A carreira de Saulzinho

Saul Santos foi um futebolista que nasceu em Bagé-RS (31 de outubro de 1937) e faleceu em Florianópolis (25 de julho de 2023). De família humilde, começou a jogar futebol muito cedo e logo ingressou no time do Grêmio Esportivo Bagé, que havia feito com ele um contrato “de gaveta”. Mas, após uma complicada reviravolta, que lhe custou um ano sem atuar, acabou defendendo as cores do arquirrival Guarany.

Disputou sua primeira partida profissional em 1954, contra o Nacional, de Porto Alegre, fazendo um gol de bicicleta. Artilheiro nato, acabou se destacando no campeonato gaúcho.

Em 1961, foi para o Rio de Janeiro, para atuar no Vasco da Gama, tendo a difícil missão de substituir o consagrado craque cruzmaltino Vavá. E acabou dando certo.

Em 1962, o craque sulista foi artilheiro do campeonato carioca, com 18 gols em 19 jogos. Nessa época, formou ataque com Lorico e Da Silva.

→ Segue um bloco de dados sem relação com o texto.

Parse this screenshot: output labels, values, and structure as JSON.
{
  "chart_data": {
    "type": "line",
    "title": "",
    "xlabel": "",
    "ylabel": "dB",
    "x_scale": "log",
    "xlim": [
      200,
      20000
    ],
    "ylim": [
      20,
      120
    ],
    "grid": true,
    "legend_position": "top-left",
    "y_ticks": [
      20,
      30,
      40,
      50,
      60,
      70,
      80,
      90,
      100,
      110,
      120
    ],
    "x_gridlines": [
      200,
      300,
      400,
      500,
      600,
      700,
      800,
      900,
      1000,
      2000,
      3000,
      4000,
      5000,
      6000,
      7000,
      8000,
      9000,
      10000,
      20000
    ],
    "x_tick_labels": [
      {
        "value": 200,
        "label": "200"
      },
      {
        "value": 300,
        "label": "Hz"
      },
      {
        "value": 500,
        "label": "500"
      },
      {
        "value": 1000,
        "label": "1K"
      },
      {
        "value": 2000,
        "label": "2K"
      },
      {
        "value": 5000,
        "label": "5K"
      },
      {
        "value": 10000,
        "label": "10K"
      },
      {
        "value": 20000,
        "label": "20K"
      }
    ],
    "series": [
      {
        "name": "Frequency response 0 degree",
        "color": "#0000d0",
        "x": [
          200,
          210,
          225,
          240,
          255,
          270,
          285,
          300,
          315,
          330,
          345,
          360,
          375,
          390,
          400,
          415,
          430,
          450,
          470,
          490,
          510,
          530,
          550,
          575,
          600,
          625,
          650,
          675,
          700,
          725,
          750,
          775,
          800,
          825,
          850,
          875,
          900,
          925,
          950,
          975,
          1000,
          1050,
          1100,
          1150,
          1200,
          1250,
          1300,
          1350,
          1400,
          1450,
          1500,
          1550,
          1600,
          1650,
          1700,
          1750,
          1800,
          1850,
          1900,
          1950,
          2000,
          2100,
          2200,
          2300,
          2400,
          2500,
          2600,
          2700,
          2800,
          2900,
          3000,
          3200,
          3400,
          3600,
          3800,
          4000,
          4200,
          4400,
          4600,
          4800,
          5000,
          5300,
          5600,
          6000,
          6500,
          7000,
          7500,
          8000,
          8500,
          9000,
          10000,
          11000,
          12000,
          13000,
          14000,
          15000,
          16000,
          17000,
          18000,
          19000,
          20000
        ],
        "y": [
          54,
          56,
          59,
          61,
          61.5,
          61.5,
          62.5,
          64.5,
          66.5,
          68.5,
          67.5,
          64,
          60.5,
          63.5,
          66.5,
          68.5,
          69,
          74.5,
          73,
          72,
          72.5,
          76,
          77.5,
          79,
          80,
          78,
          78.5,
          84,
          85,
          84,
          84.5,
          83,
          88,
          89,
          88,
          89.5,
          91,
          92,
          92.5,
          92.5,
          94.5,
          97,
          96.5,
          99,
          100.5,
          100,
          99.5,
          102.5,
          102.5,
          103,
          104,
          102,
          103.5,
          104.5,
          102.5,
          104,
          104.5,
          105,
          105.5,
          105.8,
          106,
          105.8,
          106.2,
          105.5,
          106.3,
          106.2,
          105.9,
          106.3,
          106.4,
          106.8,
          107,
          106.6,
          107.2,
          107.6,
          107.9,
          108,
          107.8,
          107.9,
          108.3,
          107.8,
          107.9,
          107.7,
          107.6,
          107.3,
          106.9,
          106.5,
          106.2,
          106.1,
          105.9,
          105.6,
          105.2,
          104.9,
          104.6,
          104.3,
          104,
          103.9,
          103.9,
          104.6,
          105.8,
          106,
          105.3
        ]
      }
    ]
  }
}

Diversas contusões acabaram prejudicando sua carreira no futebol carioca, mas Saulzinho, sob conviver com os problemas e sempre dar a volta por cima.

Saulzinho gostava de lembrar que na década de 60, o Vasco fazia diversas excursões pelo mundo, o que o levou a conhecer quase toda Europa, a África e América. Deixou o Vasco em 1965, voltando para Bagé e encerrando sua carreira no Guarany.

Os registros e súmulas mostram que, como profissional, Saulzinho marcou 101 gols pelo Guarany de Bagé e outros 89 gols pelo Vasco da Gama, num total de 190 gols.

Segundo Saulzinho, jogar futebol na década de 1960 era muito complicado. “Os zagueiros eram mais violentos, a chuteira e a bola não eram tão boas quanto as de hoje e os campos eram muito esburacados”. Mesmo assim, o artilheiro lembrava da galeria de craques de seu time e dos adversários. “Tínhamos que enfrentar o Botafogo de Garrincha, o Flamengo de Jordan, o Fluminense de Castilho e Pinheiro ou o Santos de Pelé. Não tinha moleza nos anos 60.”

Morte

Saulzinho morreu no dia 25 de Julho de 2023, em Florianópolis, Santa Catarina, de uma parada cardiorrespiratória. Ele já havia sofrido um Acidente Vascular Cerebral (AVC) em março de 2017, mas se recuperou plenamente. Dois anos mais tarde, foi constatado que ele sofria de Mal de Alzheimer.